Ela dispara argumentos: “logo no primeiro dia já estamos a trabalhar à chuva, a falta de estacionamento afasta os clientes e isso do turismo e das saudades é muito bom, mas passa depressa e daqui a uns tempos vai-se ver que o futuro pode não ser tão bom para nós”.
Vencidos, mas não convencidos pela decisão da autarquia, vão sugerindo outros espaços da cidade para juntar este mercado e o do peixe e outras utilizações como “venda de bolos típicos e artesanato” na praça centenária.
Do outro lado do tabuleiro, António Pereira concorda que o regresso “foi pior em termos de qualidade de vida” e que “até a clientela mudou”. Na Expoeste “eram mais donas de casa”, no tabuleiro, “mais restauração”, mas, certo é que “para primeiro dia, ainda por cima com chuva, está a correr bem e há muita gente a querer voltar à praça”.
Florinda Figueiredo, cliente da praça há mais de 40 anos, explica essa vontade pelo “sentimento de liberdade de comprar ao ar livre” e pela “qualidade dos produtos da região”. Mas, estendendo ainda os argumentos a favor da praça no centro da cidade à convicção de que “o comércio local se ressentiu muito nos últimos meses”.
“Já para não falar no valor turístico e nas pessoas, mesmo estrangeiros, que este movimento e colorido atraem”, acrescenta.
Como Lídia e António Nunes, moradores na Suíça, e que há 15 anos passam férias no concelho das Caldas da Rainha, no distrito de Leiria, e compram na praça.
“Enquanto cá estamos vimos à praça quase todos os dias”, dizem, desvalorizando a falta de estacionamento ou os rigores atmosféricos em favor de “um mercado único, com uma vida e uma qualidade” que não encontram noutros locais e que “tem de ser mantido como ex-libris turístico”.
Ou não fosse a praça um dos motivos que os levou a apaixonarem-se pela cidade e a comprar uma casa de férias, à qual voltam todos os anos”.
E não são os únicos, sublinha Lídia, acrescentando que os pais “moram em Lisboa e vêm muitas vezes de autocarro, de propósito, fazer compras a esta praça”.

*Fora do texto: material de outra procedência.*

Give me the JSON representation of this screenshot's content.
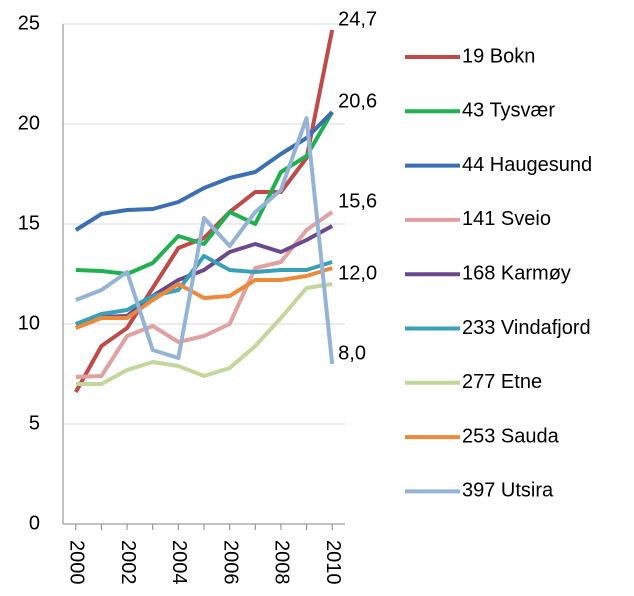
{
  "chart_data": {
    "type": "line",
    "x": [
      2000,
      2001,
      2002,
      2003,
      2004,
      2005,
      2006,
      2007,
      2008,
      2009,
      2010
    ],
    "xlim": [
      1999.5,
      2010.5
    ],
    "xticks": [
      2000,
      2002,
      2004,
      2006,
      2008,
      2010
    ],
    "ylim": [
      0,
      25
    ],
    "yticks": [
      0,
      5,
      10,
      15,
      20,
      25
    ],
    "grid": true,
    "legend": "right",
    "series": [
      {
        "name": "19 Bokn",
        "color": "#be4b48",
        "label_color": "#be4b48",
        "values": [
          6.6,
          8.9,
          9.8,
          11.8,
          13.8,
          14.3,
          15.6,
          16.6,
          16.6,
          18.3,
          24.7
        ],
        "value_labels": [
          null,
          null,
          null,
          null,
          null,
          null,
          null,
          null,
          null,
          null,
          "24,7"
        ]
      },
      {
        "name": "43 Tysvær",
        "color": "#1fb04f",
        "values": [
          12.7,
          12.65,
          12.5,
          13.05,
          14.4,
          14.0,
          15.6,
          15.0,
          17.6,
          18.4,
          20.6
        ]
      },
      {
        "name": "44 Haugesund",
        "color": "#3c6eb4",
        "label_color": "#2f5f9e",
        "values": [
          14.7,
          15.5,
          15.7,
          15.75,
          16.1,
          16.8,
          17.3,
          17.6,
          18.5,
          19.3,
          20.6
        ],
        "value_labels": [
          null,
          null,
          null,
          null,
          null,
          null,
          null,
          null,
          null,
          null,
          "20,6"
        ]
      },
      {
        "name": "141 Sveio",
        "color": "#e0a1a0",
        "label_color": "#d9706d",
        "values": [
          7.35,
          7.4,
          9.4,
          9.9,
          9.1,
          9.4,
          10.0,
          12.8,
          13.1,
          14.7,
          15.6
        ],
        "value_labels": [
          null,
          null,
          null,
          null,
          null,
          null,
          null,
          null,
          null,
          null,
          "15,6"
        ]
      },
      {
        "name": "168 Karmøy",
        "color": "#6a4a8c",
        "values": [
          10.0,
          10.35,
          10.4,
          11.4,
          12.2,
          12.7,
          13.6,
          14.0,
          13.6,
          14.2,
          14.9
        ]
      },
      {
        "name": "233 Vindafjord",
        "color": "#3aa0b8",
        "values": [
          10.0,
          10.5,
          10.7,
          11.4,
          11.7,
          13.4,
          12.7,
          12.6,
          12.7,
          12.7,
          13.1
        ]
      },
      {
        "name": "277 Etne",
        "color": "#c3d69b",
        "label_color": "#77933c",
        "values": [
          7.0,
          7.0,
          7.7,
          8.1,
          7.9,
          7.4,
          7.8,
          8.9,
          10.3,
          11.8,
          12.0
        ],
        "value_labels": [
          null,
          null,
          null,
          null,
          null,
          null,
          null,
          null,
          null,
          null,
          "12,0"
        ]
      },
      {
        "name": "253 Sauda",
        "color": "#ec8a3c",
        "values": [
          9.8,
          10.3,
          10.3,
          11.2,
          12.0,
          11.3,
          11.4,
          12.2,
          12.2,
          12.4,
          12.8
        ]
      },
      {
        "name": "397 Utsira",
        "color": "#95b3d7",
        "label_color": "#1f497d",
        "values": [
          11.2,
          11.7,
          12.6,
          8.7,
          8.3,
          15.3,
          13.9,
          15.6,
          16.7,
          20.3,
          8.0
        ],
        "value_labels": [
          null,
          null,
          null,
          null,
          null,
          null,
          null,
          null,
          null,
          null,
          "8,0"
        ]
      }
    ]
  }
}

Até ao final de agosto, vendedores e compradores têm garantido que na praça de sempre há agora que cumprir novas regras de distanciamento e de lotação limitada a 100 pessoas, controlada pelos seguranças através de uma aplicação móvel.
Depois disso, o vereador Pedro Raposo admite “retirar as baias e o tabuleiro voltar a ser completamente aberto, pelo menos de segunda a quinta-feira”. Mas isso “dependerá de como as pessoas se comportarem em termos de respeito das normas relativas à pandemia”.
Hoje, quarta-feira de chuva e com 50 vendedores no tabuleiro, “tudo está a correr bem”. Mas, afirma o vereador, “no sábado, dia de maior movimento e com cerca de uma centena de vendedores é que se vai ver que ajustes serão precisos” para que a praça da fruta não tenha de voltar a sair do centro da cidade.